Erstens wird für Erbinnen und Erben ein Rechtauf Integralzuweisung eines Unternehmens im Erbfall eingeführt, wenn die verstorbene Person dies nicht geregelt hat. Dies gilt auch für Anteils- oder Mitgliedschaftsrechte, wenn dadurch die Kontrolle über das Unternehmen erlangt werden kann. Dadurch kann die Zerstückelung von Unternehmen und das Auftreten von Führungsproblemen verhindert werden, was Unterstützung verdient. Damit einher geht zweitens die sinnvolle Möglichkeit, dass die Person, welche die Unternehmensnachfolge antritt, von den anderen Erben einen Zahlungsaufschub erhalten kann, um erhebliche Liquiditätsprobleme zu vermeiden. Drittens werden spezifische und nützliche Regeln für den Anrechnungswert des Unternehmens festgelegt, indem zwischen betriebsnotwendigen und nicht betriebsnotwendigen Vermögensteilen unterschieden wird. Schliesslich wird viertens notwendig und unterstützungswürdig der Pflichtteilsschutz der Erben erweitert, indem nicht gegen ihren Willen Minderheitsanteile am Unternehmen zugewiesen werden können, über welches ein anderer Erbe die Kontrolle ausübt.

Die Unternehmensnachfolge ist ein komplexer Prozess. Er sollte so früh wie möglich, aber spätestens mit einer Vorlaufzeit von 5 Jahren, aufgegleist werden. Erfolgreichen Unternehmensübertragungen ist häufig folgendes gemeinsam. Sie sind gut organisiert, potenzielle Übernehmer werden frühzeitig behutsam an die Unternehmensführung herangeführt und bereits zu Lebzeiten des Unternehmers wurden spezifische Regeln wie beispielsweise Aktionärsbindungsverträge, Erbverträge und Eheverträge zur erleichterten Unternehmensübertragung abgeschlossen und eine Familiencharta implementiert.
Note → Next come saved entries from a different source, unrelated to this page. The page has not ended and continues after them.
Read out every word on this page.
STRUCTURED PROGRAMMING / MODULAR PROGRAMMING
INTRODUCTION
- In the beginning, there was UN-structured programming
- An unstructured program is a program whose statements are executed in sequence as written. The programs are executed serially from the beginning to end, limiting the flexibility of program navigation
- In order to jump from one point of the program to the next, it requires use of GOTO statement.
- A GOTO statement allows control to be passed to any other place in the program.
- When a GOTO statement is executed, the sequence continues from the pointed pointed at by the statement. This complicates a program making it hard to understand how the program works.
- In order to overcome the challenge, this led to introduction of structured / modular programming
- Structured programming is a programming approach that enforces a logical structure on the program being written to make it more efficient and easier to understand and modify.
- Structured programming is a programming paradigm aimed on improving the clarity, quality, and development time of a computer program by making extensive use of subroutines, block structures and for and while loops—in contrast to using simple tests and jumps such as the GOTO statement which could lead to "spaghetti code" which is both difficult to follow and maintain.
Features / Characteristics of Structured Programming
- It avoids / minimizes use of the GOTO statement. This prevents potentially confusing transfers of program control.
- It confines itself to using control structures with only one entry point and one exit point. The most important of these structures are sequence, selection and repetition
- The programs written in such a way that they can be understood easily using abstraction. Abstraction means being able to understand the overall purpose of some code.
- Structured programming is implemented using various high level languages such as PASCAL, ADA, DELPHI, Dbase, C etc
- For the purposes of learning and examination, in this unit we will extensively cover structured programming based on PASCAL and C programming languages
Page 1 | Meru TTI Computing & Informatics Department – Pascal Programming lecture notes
Aber das Leben kennt Schicksalsschläge. Bei unterwartet auftretenden tödlichen Krankheiten oder Unfalltod, oder wenn die Vorbereitung einer geordneten Unternehmensnachfolge, aus welchen Gründen auch immer, nicht zu Lebzeiten des Erblassers erfolgen konnte, sind die vorgeschlagenen erbrechtlichen Massnahmen des Bundesrats zur erleichterten Unternehmensübertragung sinnvoll und verdienen Unterstützung, weil damit das Unternehmertum gestärkt werden kann.